Otro canónigo, que estaba situado cuatro o cinco puestos a la derecha de Bálder y al que éste no pudo ver la cara, tomó la palabra:

– ¿Debemos entender que esto es tu postura sobre la propuesta que algunos elevamos en la última reunión?

– Exactamente -repuso Tullius.

– ¿Y cuánto tiempo llevará, según tú, ese proceso de extinción natural?

– No sabría calcularlo. Años, todavía.

– ¿Y eso te parece soportable?

– No lo planteo así. El hecho es que cualquier otra estrategia resulta ilusoria y perjudicial. Especialmente tu propuesta, Gracchus.

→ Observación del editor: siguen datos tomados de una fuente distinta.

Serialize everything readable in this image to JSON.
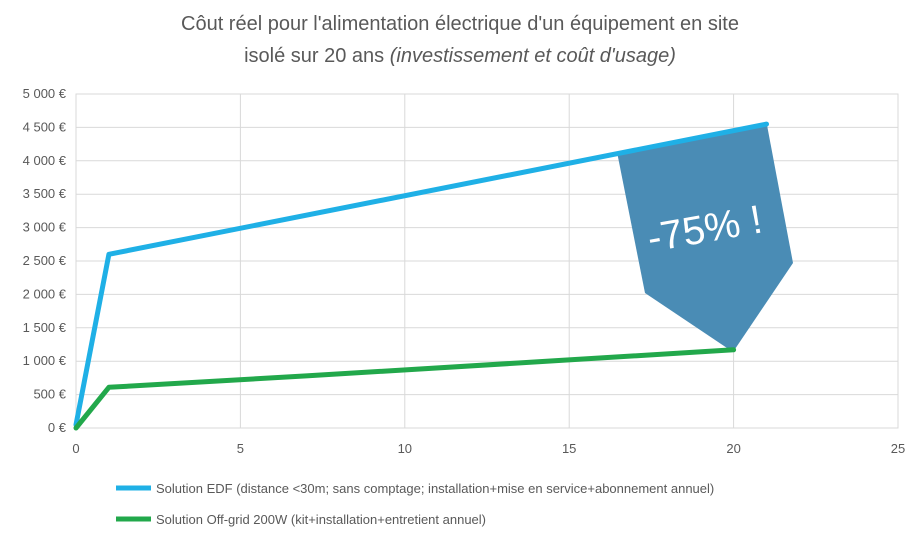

– Llevamos años discutiendo, sin hacer nada. Despreciamos a quienes administran el Arzobispado, pero seguimos ejecutando sus órdenes. Criticamos la obra, pero seguimos enviando hombres allí. Tenemos el poder suficiente para intentar algo más.

– Tenemos el poder suficiente para lamentar perderlo. Yo no quiero hacer un poco de daño a la obra. Quiero sentarme sobre sus cenizas.Y para eso hay que esperar.

Aunque Bálder no podía ver a Gracchus, el tono de su voz transmitía una creciente irritación.